Entscheidungsstichwort (Thema)
Ausgleich der Arbeitgeberaufwendungen für Entgeltfortzahlung. Erstattungsanspruch ggü der Krankenkasse. Zahlung von Mutterschutzlohn. keine Begrenzung auf die ersten zwölf Monate nach der Geburt des Kindes. keine analoge Anwendung von § 7 Abs 2 MuSchG
Orientierungssatz
Der Anspruch auf Mutterschutzlohn ist nicht auf die ersten zwölf Monate nach der Geburt des Kindes begrenzt. Eine analoge Anwendung von § 7 Abs 2 MuSchG (juris: MuSchG 2018) scheidet in diesem Zusammenhang aus.
Tenor
I. Die Beklagte wird unter Aufhebung des Bescheids der Beklagten vom 29.08.2019 in der Gestalt des Widerspruchsbescheids vom 10.03.2020 verurteilt, der Klägerin den für die Beschäftigte Dr.
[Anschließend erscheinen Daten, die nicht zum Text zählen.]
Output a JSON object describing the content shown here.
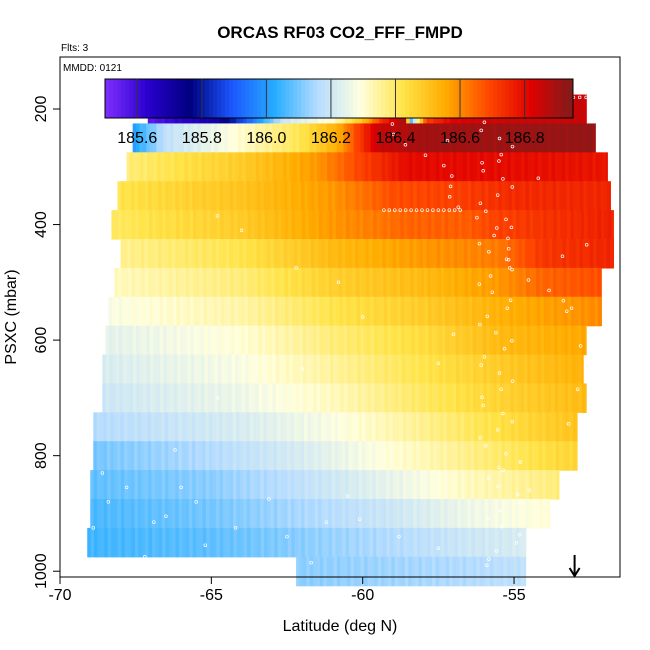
{
  "chart_data": {
    "type": "heatmap",
    "title": "ORCAS RF03 CO2_FFF_FMPD",
    "flights_label": "Flts: 3",
    "date_label": "MMDD: 0121",
    "xlabel": "Latitude (deg N)",
    "ylabel": "PSXC (mbar)",
    "xlim": [
      -70,
      -51.5
    ],
    "ylim": [
      1010,
      110
    ],
    "xticks": [
      -70,
      -65,
      -60,
      -55
    ],
    "yticks": [
      200,
      400,
      600,
      800,
      1000
    ],
    "colorbar": {
      "min": 185.5,
      "max": 186.95,
      "ticks": [
        185.6,
        185.8,
        186.0,
        186.2,
        186.4,
        186.6,
        186.8
      ],
      "palette": [
        "#7f2fff",
        "#2a00cf",
        "#00007e",
        "#1c58ff",
        "#27adff",
        "#b6dcff",
        "#ffffe0",
        "#ffe44a",
        "#ffac00",
        "#ff4800",
        "#e00000",
        "#7e1c1c"
      ]
    },
    "bands": [
      {
        "p": 200,
        "x0": -67.1,
        "x1": -52.6
      },
      {
        "p": 250,
        "x0": -67.6,
        "x1": -52.3
      },
      {
        "p": 300,
        "x0": -67.8,
        "x1": -51.9
      },
      {
        "p": 350,
        "x0": -68.1,
        "x1": -51.8
      },
      {
        "p": 400,
        "x0": -68.3,
        "x1": -51.7
      },
      {
        "p": 450,
        "x0": -68.0,
        "x1": -51.7
      },
      {
        "p": 500,
        "x0": -68.2,
        "x1": -52.1
      },
      {
        "p": 550,
        "x0": -68.4,
        "x1": -52.1
      },
      {
        "p": 600,
        "x0": -68.5,
        "x1": -52.6
      },
      {
        "p": 650,
        "x0": -68.6,
        "x1": -52.7
      },
      {
        "p": 700,
        "x0": -68.6,
        "x1": -52.6
      },
      {
        "p": 750,
        "x0": -68.9,
        "x1": -52.9
      },
      {
        "p": 800,
        "x0": -68.9,
        "x1": -52.9
      },
      {
        "p": 850,
        "x0": -69.0,
        "x1": -53.5
      },
      {
        "p": 900,
        "x0": -69.0,
        "x1": -53.8
      },
      {
        "p": 950,
        "x0": -69.1,
        "x1": -54.6
      },
      {
        "p": 1000,
        "x0": -62.2,
        "x1": -54.6
      }
    ],
    "marker": {
      "x": -53.0,
      "label": "arrow"
    }
  }
}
S.D. in der Zeit vom 01.07.2019 bis 31.08.2019 geleisteten Mutterschutzlohn in Höhe von 13.200 € zu erstatten.
II. Die Beklagte hat der Klägerin ihre notwendigen außergerichtlichen Kosten zu erstatten.
Tatbestand
Die Beteiligten streiten um die Erstattung von Aufwendungen nach dem Aufwendungsausgleichgesetz (AAG).
Die Klägerin betreibt eine zahnärztliche Gemeinschaftspraxis. In dieser ist u.a. die bei der Beklagten gesetzlich gegen Krankheit versicherte Frau Dr. S.D. als angestellte Zahnärztin beschäftigt.
Frau Dr. D. entband am 2018 Zwillinge. Gemäß ärztlichem Attest der frauenärztlichen Gemeinschaftspraxis Dres. K. vom 23.04.2019 stillt sie die Kinder. Aufgrund des Stillens sprach die Klägerin gegenüber Frau Dr. D. ein Beschäftigungsverbot aus. Die Klägerin beantragte die Erstattung von Arbeitgeberaufwendungen bei der Beklagten.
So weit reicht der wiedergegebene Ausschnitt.